The essay on Murphy raises important questions about Beckett as self-translator which will one day have to be generalized to the whole oeuvre (we hope to be able to print an analogous approach to Malone dies in the next issue); the essay on Watt places the novel against one of the most celebrated modern critiques of the genre; and the analysis of From an abandoned work is the first product of the group investigating the possibilities of an Index of Motifs, which was announced in issue 3. The essay on Beckett’s bicycles could be seen as a kind of avant la lettre approach, showing how a responsible overview may be achieved by the patient study and contextualization of particular motifs. The ‘note on the Saints Macarius,’ the confrontation of Beckett and Brecht in Helsinki, and the re-assessment of the familiar ‘time and space’ approach applied to Lessness complete the remarkably wide range of keys with which, as Watt would say, these critics seek to unlock obscure or simple doors.

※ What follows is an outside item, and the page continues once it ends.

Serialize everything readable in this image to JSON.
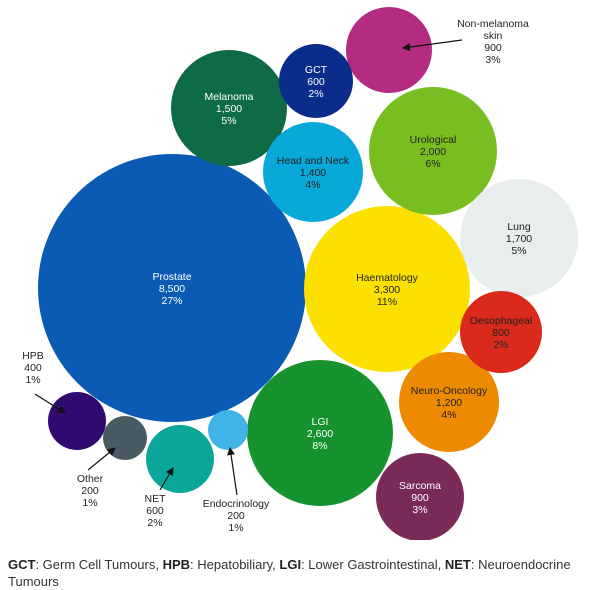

The review of James Knowlson’s bilingual edition of Happy days must serve as an index of the kind of tribute which the present editor would have liked to pay him, if words could have been found, now that he has decided to hand over the editorial reins of the magazine that he was almost single-handedly instrumental in establishing. The quality of the issues that he has seen through the press speaks for itself, and if subsequent issues can maintain this quality it will be thanks to the inspiring example that he has set. It will be a comfort to all Beckett scholars to know that he remains on the advisory board of JOBS, which would not have become what it is without his energy, far-sightedness and immense labour on its behalf.
It is very much regretted that the word ‘neared’ was accidentally omitted from the end of the fourth line of the text neither printed in issue 4 at post page-proof stage beyond the control of the editors. The line should read ‘as between two lit refuges whose doors once neared.’ The French original of the extract from Beckett’s current prose work-in-progress which he has so generously permitted us to print has been published in the Minuit house journal (no. 37). Issue 7 will review Beckett’s recently published prose text Company.